Surgery is typically recommended in the following situations:
- Recurrent shoulder dislocations, particularly in younger patients
- Labral tears that have not healed with non-surgical treatment
- Significant bone loss on the glenoid or humeral head
- Failure of conservative treatments after several months
- Traumatic instability involving structural damage
- High-demand athletes seeking a reliable return to sports
The goal of surgery is not just to prevent future dislocations, but also to restore full function, strength, and confidence in the joint.
1. Arthroscopic Stabilization
Overview
Arthroscopic stabilization is a minimally invasive procedure that uses small incisions and a camera to guide surgical instruments inside the joint.
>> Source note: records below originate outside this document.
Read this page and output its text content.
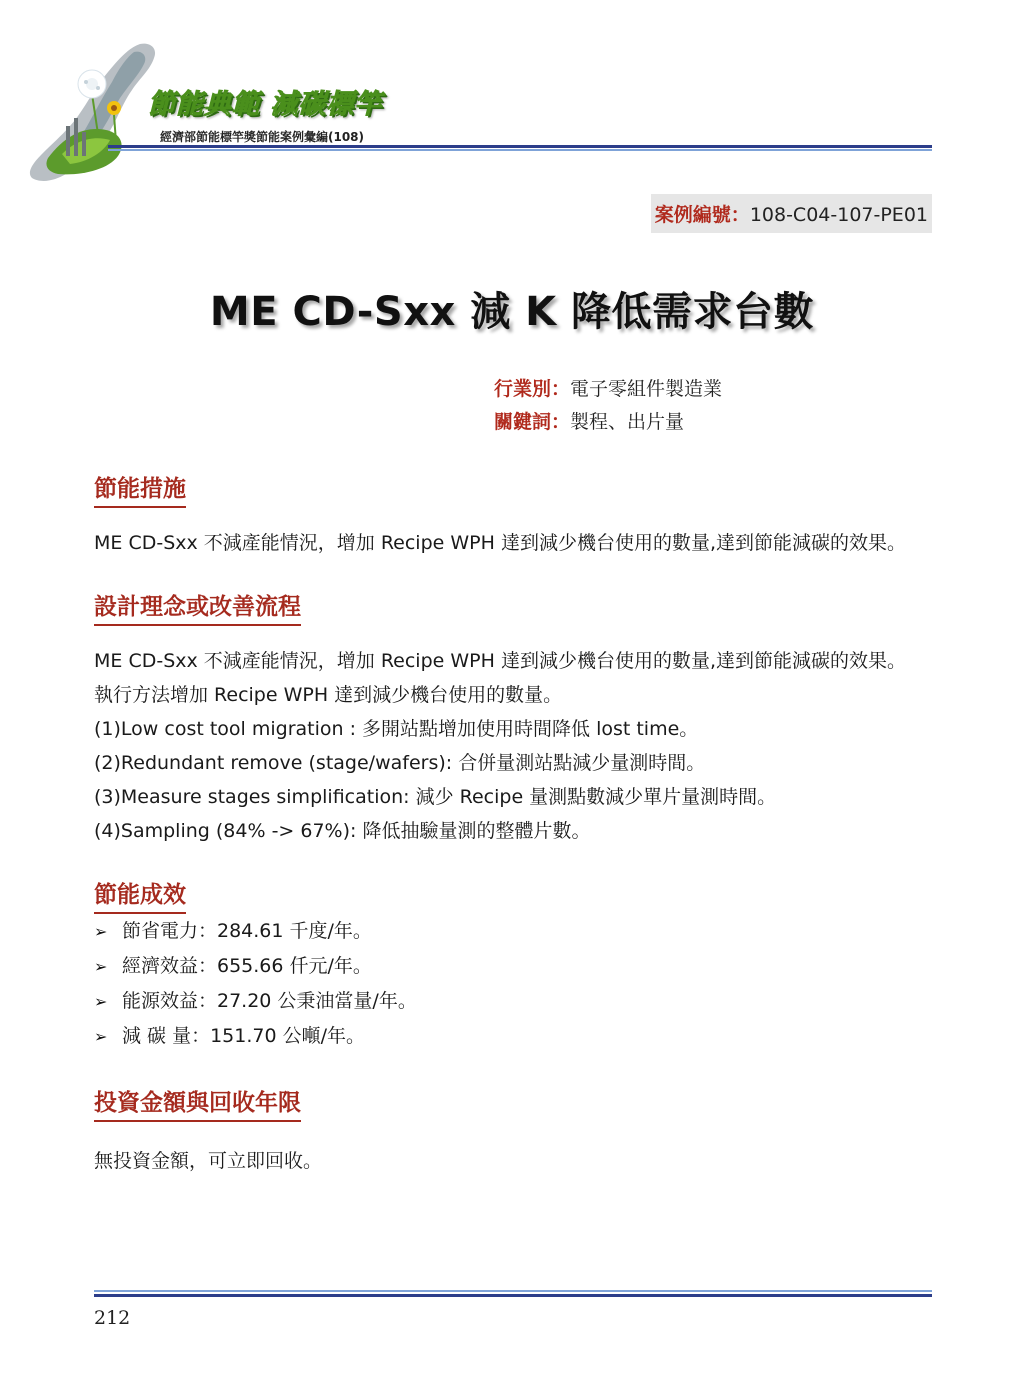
節能典範 減碳標竿
經濟部節能標竿獎節能案例彙編(108)
案例編號：108-C04-107-PE01
ME CD-Sxx 減 K 降低需求台數
行業別：電子零組件製造業
關鍵詞：製程、出片量
節能措施

ME CD-Sxx 不減產能情況，增加 Recipe WPH 達到減少機台使用的數量,達到節能減碳的效果。

設計理念或改善流程

ME CD-Sxx 不減產能情況，增加 Recipe WPH 達到減少機台使用的數量,達到節能減碳的效果。

執行方法增加 Recipe WPH 達到減少機台使用的數量。

(1)Low cost tool migration : 多開站點增加使用時間降低 lost time。

(2)Redundant remove (stage/wafers): 合併量測站點減少量測時間。

(3)Measure stages simplification: 減少 Recipe 量測點數減少單片量測時間。

(4)Sampling (84% -> 67%): 降低抽驗量測的整體片數。

節能成效
➢ 節省電力：284.61 千度/年。
➢ 經濟效益：655.66 仟元/年。
➢ 能源效益：27.20 公秉油當量/年。
➢ 減 碳 量：151.70 公噸/年。
投資金額與回收年限

無投資金額，可立即回收。

212
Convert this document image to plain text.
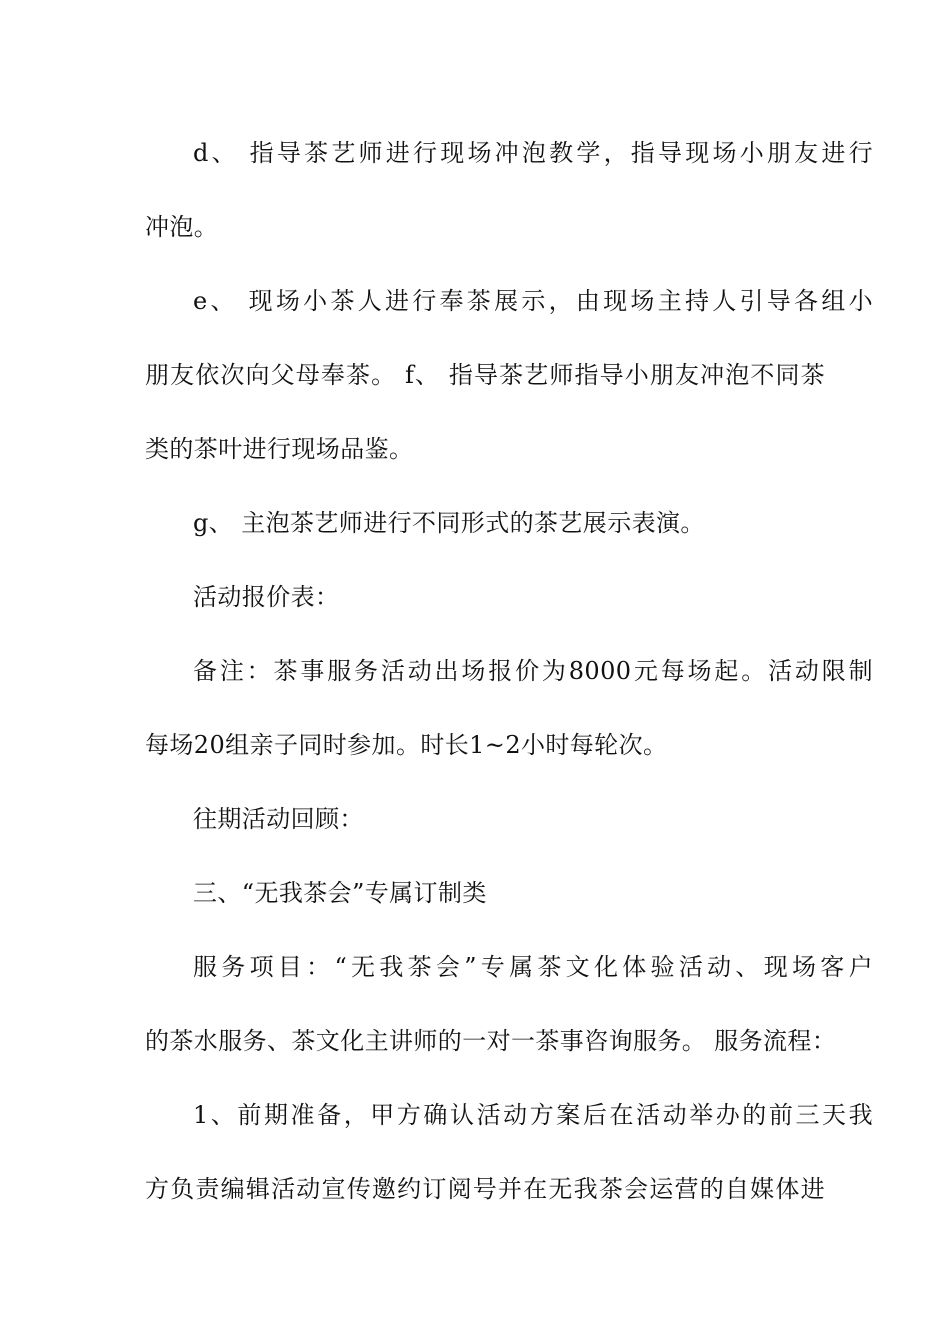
d、 指导茶艺师进行现场冲泡教学，指导现场小朋友进行
冲泡。
e、 现场小茶人进行奉茶展示，由现场主持人引导各组小
朋友依次向父母奉茶。 f、 指导茶艺师指导小朋友冲泡不同茶
类的茶叶进行现场品鉴。
g、 主泡茶艺师进行不同形式的茶艺展示表演。
活动报价表：
备注：茶事服务活动出场报价为8000元每场起。活动限制
每场20组亲子同时参加。时长1~2小时每轮次。
往期活动回顾：
三、“无我茶会”专属订制类
服务项目：“无我茶会”专属茶文化体验活动、现场客户
的茶水服务、茶文化主讲师的一对一茶事咨询服务。 服务流程：
1、前期准备，甲方确认活动方案后在活动举办的前三天我
方负责编辑活动宣传邀约订阅号并在无我茶会运营的自媒体进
It’s often used to repair torn ligaments or the labrum—the ring of cartilage that helps hold the ball of the shoulder in its socket.
Common Techniques
- Bankart Repair: Reattaches the torn labrum to the glenoid rim.
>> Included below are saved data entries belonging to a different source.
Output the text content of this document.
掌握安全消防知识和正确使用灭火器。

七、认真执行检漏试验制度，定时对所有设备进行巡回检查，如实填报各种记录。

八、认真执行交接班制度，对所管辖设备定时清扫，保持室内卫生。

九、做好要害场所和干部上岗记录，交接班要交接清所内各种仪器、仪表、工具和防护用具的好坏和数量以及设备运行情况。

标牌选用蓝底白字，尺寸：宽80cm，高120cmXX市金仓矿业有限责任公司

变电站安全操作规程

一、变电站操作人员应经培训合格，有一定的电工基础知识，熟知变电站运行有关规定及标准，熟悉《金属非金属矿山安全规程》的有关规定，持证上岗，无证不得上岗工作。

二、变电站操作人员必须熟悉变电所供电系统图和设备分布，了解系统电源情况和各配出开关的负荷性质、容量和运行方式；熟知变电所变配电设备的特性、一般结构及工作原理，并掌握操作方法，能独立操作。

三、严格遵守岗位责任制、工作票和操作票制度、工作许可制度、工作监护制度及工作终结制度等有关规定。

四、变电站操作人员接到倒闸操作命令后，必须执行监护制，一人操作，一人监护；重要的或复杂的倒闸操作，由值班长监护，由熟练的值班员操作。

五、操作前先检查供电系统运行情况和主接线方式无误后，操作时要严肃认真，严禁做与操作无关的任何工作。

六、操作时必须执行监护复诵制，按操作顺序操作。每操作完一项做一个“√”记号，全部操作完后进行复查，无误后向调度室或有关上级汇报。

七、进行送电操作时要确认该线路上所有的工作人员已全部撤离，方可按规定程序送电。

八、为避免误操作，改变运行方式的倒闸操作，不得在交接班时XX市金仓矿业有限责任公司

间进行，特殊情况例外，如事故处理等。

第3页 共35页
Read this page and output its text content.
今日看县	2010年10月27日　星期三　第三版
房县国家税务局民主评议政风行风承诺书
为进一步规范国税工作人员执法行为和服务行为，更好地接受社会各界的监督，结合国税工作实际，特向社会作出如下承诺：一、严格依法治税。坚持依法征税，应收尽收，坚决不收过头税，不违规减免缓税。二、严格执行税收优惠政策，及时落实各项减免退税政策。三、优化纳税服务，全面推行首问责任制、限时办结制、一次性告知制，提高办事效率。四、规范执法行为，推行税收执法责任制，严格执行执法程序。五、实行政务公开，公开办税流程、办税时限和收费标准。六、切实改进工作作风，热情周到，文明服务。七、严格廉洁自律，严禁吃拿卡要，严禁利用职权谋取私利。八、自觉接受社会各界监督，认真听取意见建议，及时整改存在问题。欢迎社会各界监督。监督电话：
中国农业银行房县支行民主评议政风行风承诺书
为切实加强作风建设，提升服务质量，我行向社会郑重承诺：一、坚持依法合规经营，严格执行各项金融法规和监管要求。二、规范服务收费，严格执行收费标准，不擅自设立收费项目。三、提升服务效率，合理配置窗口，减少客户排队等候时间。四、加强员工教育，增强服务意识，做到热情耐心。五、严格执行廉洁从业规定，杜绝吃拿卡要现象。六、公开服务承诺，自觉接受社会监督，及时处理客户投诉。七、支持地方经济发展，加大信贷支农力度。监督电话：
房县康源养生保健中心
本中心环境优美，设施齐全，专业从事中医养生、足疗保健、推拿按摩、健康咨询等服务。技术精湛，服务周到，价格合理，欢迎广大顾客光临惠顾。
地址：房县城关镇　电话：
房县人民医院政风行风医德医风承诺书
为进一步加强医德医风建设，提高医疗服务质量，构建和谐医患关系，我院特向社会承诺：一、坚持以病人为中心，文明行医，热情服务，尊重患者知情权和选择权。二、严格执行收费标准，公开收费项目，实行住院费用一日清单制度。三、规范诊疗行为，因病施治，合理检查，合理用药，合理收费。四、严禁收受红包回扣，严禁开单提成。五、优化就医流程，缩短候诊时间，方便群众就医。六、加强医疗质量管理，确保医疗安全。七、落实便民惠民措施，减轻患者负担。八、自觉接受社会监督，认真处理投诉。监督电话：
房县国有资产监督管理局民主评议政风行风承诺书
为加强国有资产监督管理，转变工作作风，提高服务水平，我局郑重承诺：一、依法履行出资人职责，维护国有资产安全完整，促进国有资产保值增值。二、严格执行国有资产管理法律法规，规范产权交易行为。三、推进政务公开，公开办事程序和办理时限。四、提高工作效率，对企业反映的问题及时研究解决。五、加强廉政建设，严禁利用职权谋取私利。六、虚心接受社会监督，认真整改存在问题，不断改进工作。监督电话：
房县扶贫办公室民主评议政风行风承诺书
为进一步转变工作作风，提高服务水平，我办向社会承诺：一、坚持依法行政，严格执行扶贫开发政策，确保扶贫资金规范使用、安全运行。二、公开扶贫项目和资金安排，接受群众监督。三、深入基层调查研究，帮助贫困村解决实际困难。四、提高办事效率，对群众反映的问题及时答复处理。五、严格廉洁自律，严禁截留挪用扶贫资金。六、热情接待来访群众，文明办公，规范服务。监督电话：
- Capsular Shift or Plication: Tightens the joint capsule to limit excessive motion.
Indications
- Anterior or posterior instability without significant bone loss
- Soft tissue injuries such as labral tears
- Athletes or active individuals seeking quicker recovery
Recovery
- Sling for 2–4 weeks
- Physical therapy begins within days post-op
- Return to full activity in 4–6 months
- High success rate for appropriate candidates
2. Latarjet Procedure
Overview
The Latarjet is a more complex, open surgery used for patients with significant bone loss or failed previous stabilization procedures. It involves transferring a piece of bone (the coracoid process) with its attached muscles to the front of the shoulder socket.
How It Works
- Restores bone to the glenoid to prevent future dislocations
- The transferred muscle creates a sling effect, providing dynamic stability
Indications
- Glenoid bone loss (usually over 15-20%)
- Failed arthroscopic repairs
- Contact athletes with high risk of recurrence
Recovery
- Longer recovery period than arthroscopy
- Sling for 3–6 weeks
- Gradual return to sport-specific activities at 5–6 months
- Excellent long-term stability but requires precise surgical technique
3. Other Surgical Approaches
While arthroscopic repair and the Latarjet procedure are the most common, other techniques may be used in select cases:
Remplissage
- Fills a dent in the back of the humeral head (Hill-Sachs lesion)
- Often combined with Bankart repair for anterior instability
Bone Grafting
- Used for severe bone loss or revision cases
- Involves adding donor or synthetic bone to reshape the glenoid
Capsular Reconstruction
- In cases of extreme tissue laxity, especially in multidirectional instability
- May use grafts to rebuild capsule and ligaments
Post-Surgical Expectations
Recovery from shoulder stabilization surgery varies, but most patients follow a structured rehab plan that includes:
- Immobilization: Short-term use of a sling to protect healing tissues
- Rehabilitation: Gradual restoration of movement, followed by strength and stability training
- Return to activity: Timeline depends on the procedure and activity level, but often ranges from 4 to 6 months
A successful outcome depends heavily on following post-op instructions and committing to physical therapy.
Frequently Asked Questions
1. Is arthroscopic surgery better than open surgery?
Arthroscopic surgery offers faster recovery and smaller scars, but open surgery (like Latarjet) may be better for cases with significant bone loss or previous failures.
2. Will I regain full range of motion after surgery?
Most patients recover a full or near-full range of motion, especially with dedicated physical therapy. Some may experience mild stiffness initially.
3. Are these surgeries permanent solutions?
While no surgery guarantees lifetime stability, most procedures have high success rates. Recurrent dislocation after surgery is uncommon with proper rehabilitation.
4. How soon can I return to sports?
Return to non-contact sports may occur around 4 months, while full contact sports usually require 5–6 months and a cleared shoulder evaluation.
5. What are the risks of shoulder stabilization surgery?
Possible risks include infection, nerve injury, stiffness, or recurrent instability, but these are rare with experienced surgical teams.